The researchers conducted a randomized, double-blind, placebo-controlled, phase 3 clinical trial in 450 patients with schizophrenia aged 18 to 60 years who experienced an acute exacerbation of psychosis. As the pre-specified primary efficacy endpoint of lumateperone, they tested the mean change from baseline to day 28 in the Positive and Negative Syndrome Scale total score vs. placebo. The Clinical Global Impression-Severity of Illness (CGI-S) score was used as the key secondary efficacy measure.
According to a pre-specified modified intent-to-treat efficacy analysis, 42 mg of lumateperone met the primary and key secondary efficacy objectives.

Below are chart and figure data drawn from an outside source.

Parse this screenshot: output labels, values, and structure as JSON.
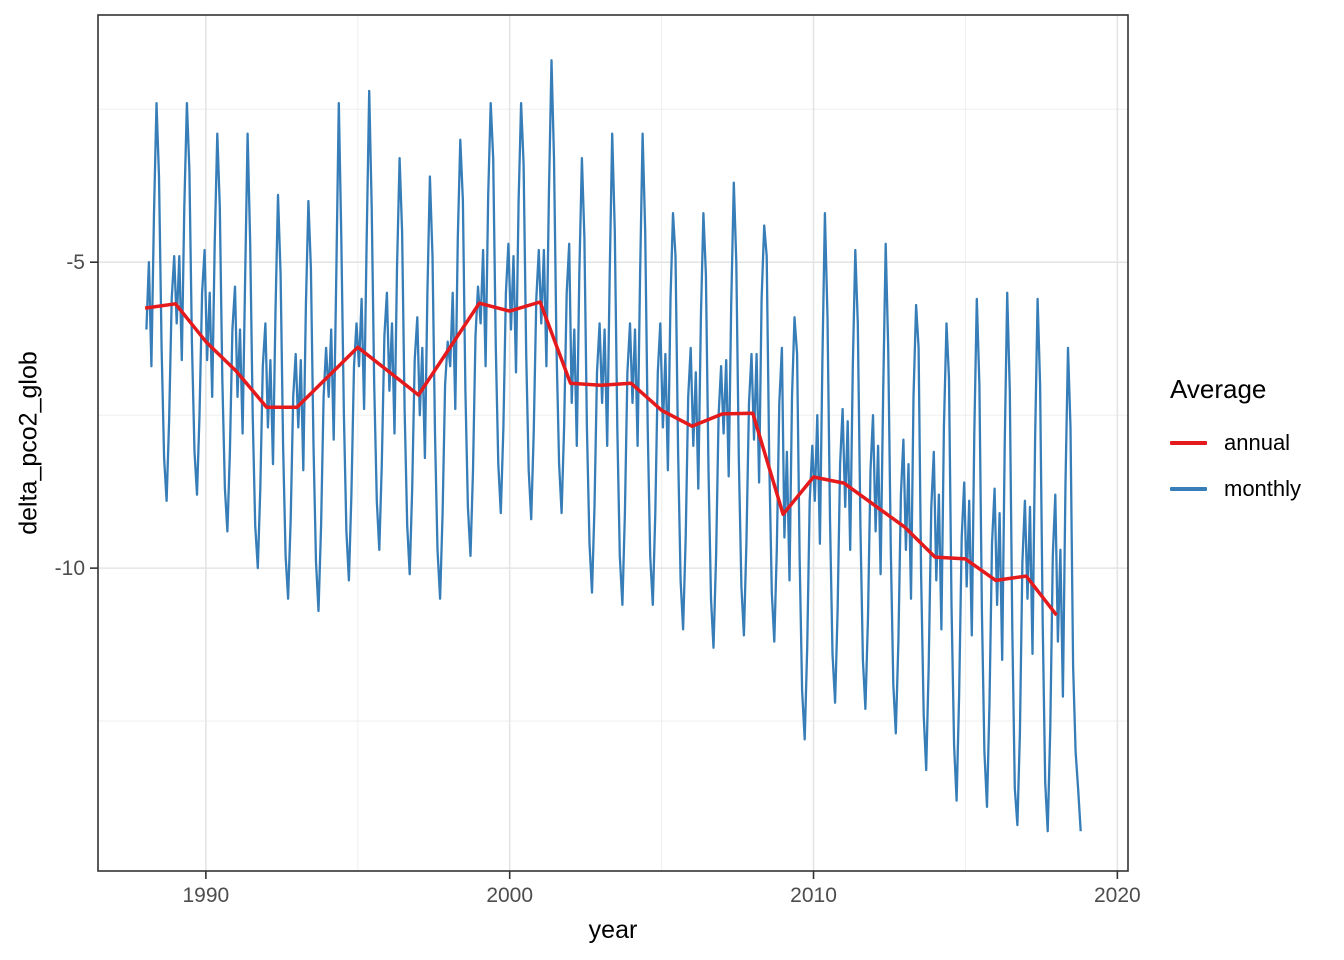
{
  "chart_data": {
    "type": "line",
    "title": "",
    "xlabel": "year",
    "ylabel": "delta_pco2_glob",
    "xlim": [
      1986.45,
      2020.35
    ],
    "ylim": [
      -14.95,
      -0.96
    ],
    "grid": true,
    "x_axis": {
      "major_ticks": [
        1990,
        2000,
        2010,
        2020
      ],
      "minor_gridlines": [
        1995,
        2005,
        2015
      ]
    },
    "y_axis": {
      "major_ticks": [
        -5,
        -10
      ],
      "minor_gridlines": [
        -2.5,
        -7.5,
        -12.5
      ]
    },
    "legend": {
      "title": "Average",
      "position": "right",
      "entries": [
        {
          "label": "annual",
          "color": "#e41a1c"
        },
        {
          "label": "monthly",
          "color": "#377eb8"
        }
      ]
    },
    "series": [
      {
        "name": "annual",
        "color": "#e41a1c",
        "stroke_width": 3.5,
        "x": [
          1988,
          1989,
          1990,
          1991,
          1992,
          1993,
          1994,
          1995,
          1996,
          1997,
          1998,
          1999,
          2000,
          2001,
          2002,
          2003,
          2004,
          2005,
          2006,
          2007,
          2008,
          2009,
          2010,
          2011,
          2012,
          2013,
          2014,
          2015,
          2016,
          2017,
          2018
        ],
        "values": [
          -5.75,
          -5.68,
          -6.3,
          -6.78,
          -7.37,
          -7.37,
          -6.88,
          -6.39,
          -6.78,
          -7.17,
          -6.42,
          -5.67,
          -5.8,
          -5.65,
          -6.98,
          -7.01,
          -6.98,
          -7.42,
          -7.68,
          -7.48,
          -7.47,
          -9.12,
          -8.51,
          -8.61,
          -8.97,
          -9.33,
          -9.82,
          -9.85,
          -10.2,
          -10.13,
          -10.77
        ]
      },
      {
        "name": "monthly",
        "color": "#377eb8",
        "stroke_width": 2.3,
        "start_year": 1988,
        "points_per_year": 12,
        "values_by_year": [
          [
            -6.1,
            -5.0,
            -6.7,
            -4.2,
            -2.4,
            -3.6,
            -6.4,
            -8.2,
            -8.9,
            -7.6,
            -5.6,
            -4.9
          ],
          [
            -6.0,
            -4.9,
            -6.6,
            -4.1,
            -2.4,
            -3.5,
            -6.3,
            -8.1,
            -8.8,
            -7.5,
            -5.5,
            -4.8
          ],
          [
            -6.6,
            -5.5,
            -7.2,
            -4.7,
            -2.9,
            -4.1,
            -6.9,
            -8.7,
            -9.4,
            -8.1,
            -6.1,
            -5.4
          ],
          [
            -7.2,
            -6.1,
            -7.8,
            -5.3,
            -2.9,
            -4.7,
            -7.5,
            -9.3,
            -10.0,
            -8.7,
            -6.7,
            -6.0
          ],
          [
            -7.7,
            -6.6,
            -8.3,
            -5.8,
            -3.9,
            -5.2,
            -8.0,
            -9.8,
            -10.5,
            -9.2,
            -7.2,
            -6.5
          ],
          [
            -7.7,
            -6.6,
            -8.4,
            -5.7,
            -4.0,
            -5.1,
            -8.0,
            -9.9,
            -10.7,
            -9.3,
            -7.2,
            -6.4
          ],
          [
            -7.2,
            -6.1,
            -7.9,
            -5.2,
            -2.4,
            -4.6,
            -7.5,
            -9.4,
            -10.2,
            -8.8,
            -6.7,
            -6.0
          ],
          [
            -6.7,
            -5.6,
            -7.4,
            -4.7,
            -2.2,
            -4.1,
            -7.0,
            -8.9,
            -9.7,
            -8.3,
            -6.2,
            -5.5
          ],
          [
            -7.1,
            -6.0,
            -7.8,
            -5.1,
            -3.3,
            -4.5,
            -7.4,
            -9.3,
            -10.1,
            -8.7,
            -6.6,
            -5.9
          ],
          [
            -7.5,
            -6.4,
            -8.2,
            -5.5,
            -3.6,
            -4.9,
            -7.8,
            -9.7,
            -10.5,
            -9.1,
            -7.0,
            -6.3
          ],
          [
            -6.7,
            -5.5,
            -7.4,
            -4.6,
            -3.0,
            -4.0,
            -7.1,
            -9.0,
            -9.8,
            -8.4,
            -6.2,
            -5.4
          ],
          [
            -6.0,
            -4.8,
            -6.7,
            -3.9,
            -2.4,
            -3.3,
            -6.4,
            -8.3,
            -9.1,
            -7.7,
            -5.5,
            -4.7
          ],
          [
            -6.1,
            -4.9,
            -6.8,
            -4.0,
            -2.4,
            -3.4,
            -6.5,
            -8.4,
            -9.2,
            -7.8,
            -5.6,
            -4.8
          ],
          [
            -6.0,
            -4.8,
            -6.7,
            -3.9,
            -1.7,
            -3.3,
            -6.4,
            -8.3,
            -9.1,
            -7.7,
            -5.5,
            -4.7
          ],
          [
            -7.3,
            -6.1,
            -8.0,
            -5.2,
            -3.3,
            -4.6,
            -7.7,
            -9.6,
            -10.4,
            -9.0,
            -6.8,
            -6.0
          ],
          [
            -7.3,
            -6.1,
            -8.0,
            -5.2,
            -2.9,
            -4.5,
            -7.7,
            -9.8,
            -10.6,
            -9.1,
            -6.8,
            -6.0
          ],
          [
            -7.3,
            -6.1,
            -8.0,
            -5.2,
            -2.9,
            -4.5,
            -7.7,
            -9.8,
            -10.6,
            -9.1,
            -6.8,
            -6.0
          ],
          [
            -7.7,
            -6.5,
            -8.4,
            -5.6,
            -4.2,
            -4.9,
            -8.1,
            -10.2,
            -11.0,
            -9.5,
            -7.2,
            -6.4
          ],
          [
            -8.0,
            -6.8,
            -8.7,
            -5.9,
            -4.2,
            -5.2,
            -8.4,
            -10.5,
            -11.3,
            -9.8,
            -7.5,
            -6.7
          ],
          [
            -7.8,
            -6.6,
            -8.5,
            -5.7,
            -3.7,
            -5.0,
            -8.2,
            -10.3,
            -11.1,
            -9.6,
            -7.3,
            -6.5
          ],
          [
            -7.9,
            -6.5,
            -8.6,
            -5.6,
            -4.4,
            -4.9,
            -8.2,
            -10.4,
            -11.2,
            -9.7,
            -7.3,
            -6.4
          ],
          [
            -9.5,
            -8.1,
            -10.2,
            -7.2,
            -5.9,
            -6.5,
            -9.8,
            -12.0,
            -12.8,
            -11.3,
            -8.9,
            -8.0
          ],
          [
            -8.9,
            -7.5,
            -9.6,
            -6.6,
            -4.2,
            -5.9,
            -9.2,
            -11.4,
            -12.2,
            -10.7,
            -8.3,
            -7.4
          ],
          [
            -9.0,
            -7.6,
            -9.7,
            -6.7,
            -4.8,
            -6.0,
            -9.3,
            -11.5,
            -12.3,
            -10.8,
            -8.4,
            -7.5
          ],
          [
            -9.4,
            -8.0,
            -10.1,
            -7.1,
            -4.7,
            -6.4,
            -9.7,
            -11.9,
            -12.7,
            -11.2,
            -8.8,
            -7.9
          ],
          [
            -9.7,
            -8.3,
            -10.5,
            -7.2,
            -5.7,
            -6.4,
            -10.1,
            -12.4,
            -13.3,
            -11.6,
            -9.0,
            -8.1
          ],
          [
            -10.2,
            -8.8,
            -11.0,
            -7.7,
            -6.0,
            -6.9,
            -10.6,
            -12.9,
            -13.8,
            -12.1,
            -9.5,
            -8.6
          ],
          [
            -10.3,
            -8.9,
            -11.1,
            -7.8,
            -5.6,
            -7.0,
            -10.7,
            -13.0,
            -13.9,
            -12.2,
            -9.6,
            -8.7
          ],
          [
            -10.6,
            -9.1,
            -11.5,
            -8.0,
            -5.5,
            -7.1,
            -11.0,
            -13.6,
            -14.2,
            -12.7,
            -9.9,
            -8.9
          ],
          [
            -10.5,
            -9.0,
            -11.4,
            -7.9,
            -5.6,
            -7.0,
            -10.9,
            -13.5,
            -14.3,
            -12.6,
            -9.8,
            -8.8
          ],
          [
            -11.2,
            -9.7,
            -12.1,
            -8.6,
            -6.4,
            -7.7,
            -11.6,
            -13.0,
            -13.6,
            -14.3
          ]
        ]
      }
    ],
    "style": {
      "panel_border_color": "#333333",
      "tick_color": "#333333",
      "tick_label_color": "#4d4d4d",
      "grid_major_color": "#e5e5e5",
      "grid_minor_color": "#f0f0f0",
      "background": "#ffffff"
    }
  }
}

Thus, it demonstrated a statistically significant improvement vs. placebo from baseline to day 28 according to PANSS total score and the CGI-S. The least squares mean difference from baseline to day 28 for 28 mg of lumateperone was 2.6 (95% CI, 6.2 to 1.1) on the PANSS total score and 0.2 (95% CI, 0.5 to 0) on the CGI-S. Lumateperone demonstrated tolerability in both dosage amounts and its use did not result in clinically significant treatment-emergent motor adverse effects or changes in endocrine or cardiometabolic features compared with placebo.
“The efficacy and safety profile of lumateperone, as shown in this study and described in the prescribing information now approved by the FDA for adults with schizophrenia, offers health care providers an important new option for treating people living with schizophrenia,” Vanover said.
In a related editorial, Joshua T. Kantrowitz, MD, of the department of psychiatry at Columbia University, expressed a positive outlook for lumateperone’s continuing journey through the drug-approval pipeline.
“Moving from a positive phase 2 to a positive phase 3 study is often hazardous and unsuccessful,” Kantrowitz wrote. “Although we do not know what the ultimate comparative advantages of lumateperone will be, it is encouraging and potentially exciting to see a new drug with novel pharmacologic properties progressing through the gauntlet of drug development and [FDA] approval.” – by Joe Gramigna
Disclosures: Correll reports receiving personal fees from Intra-Cellular Therapies during the conduct of the study, as well as grants from Janssen and Takeda and personal fees from numerous pharmaceutical companies outside the submitted work. Please see the study for all other authors’ relevant financial disclosures.